What is nice about the setting is that we actually know ground truth; a solution to this.

This is recursive least squares. So just a least squares solver here, regularised

for every time step, T, you want a new one because you get new new data per per time.

So the transformer - to solve this problem very well - needs to implement a recursive least-squares algorithm.

And this actually requires T matrix inverses inversions in the forward pass.

So what can we say about the transformer architecture? Actually, it can solve that problem pretty well.

One nice result that was actually in a previous paper, is that a linear self-attention layer -- let's consider it different to Softmax,

but still kind of close to the classic transformer architecture -- can very easily implement a gradient step.

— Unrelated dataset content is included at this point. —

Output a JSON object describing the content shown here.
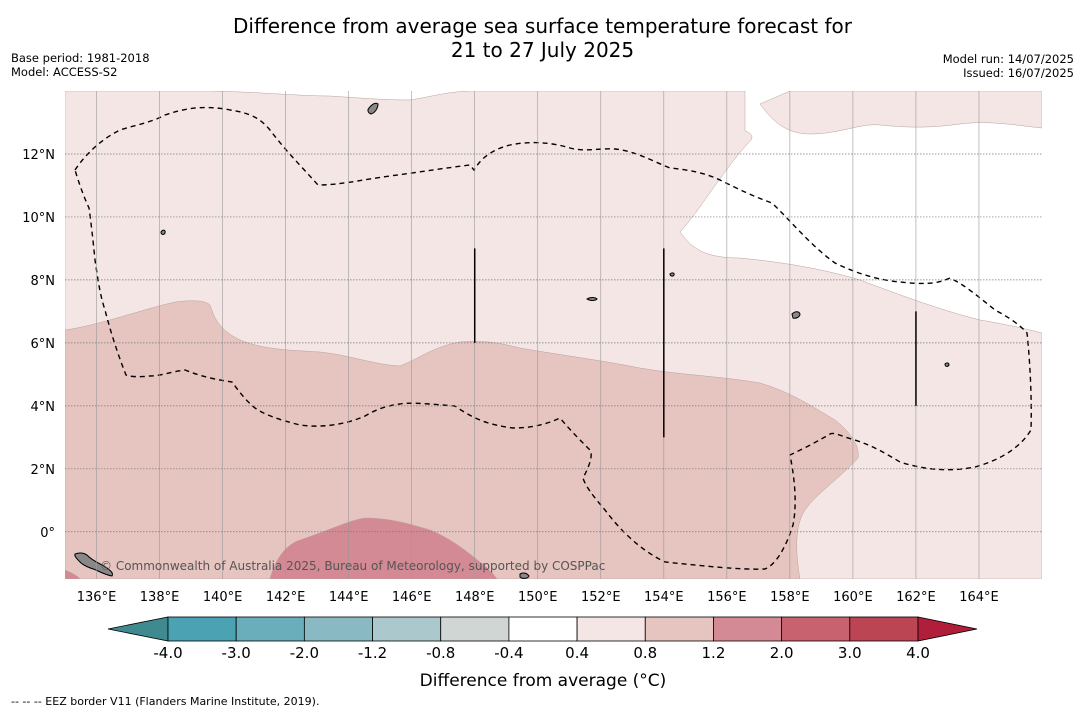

And now, in follow up works, what you can also show...

so you see, the similarities of the expressions here ... that a single linear self attention layer can actually implement a summand of this,

of a truncated Neumann series so actually can invert these matrices like, projected matrices where you,

multiply with your X(T). Also: super well.

So this implies that a transformer architecture can actually invert these T matrices very efficiently in log(log(1/epsilon) when,

epsilon is the error that you want to have on the final matrix inversion.

OK, coming to the last slide. So what?

For a single linear, self attention layer, you can study this very thoroughly.

When you go deeper, we fall back to linear probes and yeah,

you get - though this is a cherry picked result - you get here very nice probes.

In the B figure, you see that if you probe for the target...

This is showing the... what the transformer should predict at the end...

You see over the layers it's getting better and better and better over time.

And you actually can probe for the red as well.

So you can probe for the approximated projected matrix inverse here.

And you also see this nicely decreasing so that it actually implements this 

.. or seems to be implementing something similar to this... and kind of closing the circle.

You can now use this as in-context learner as well.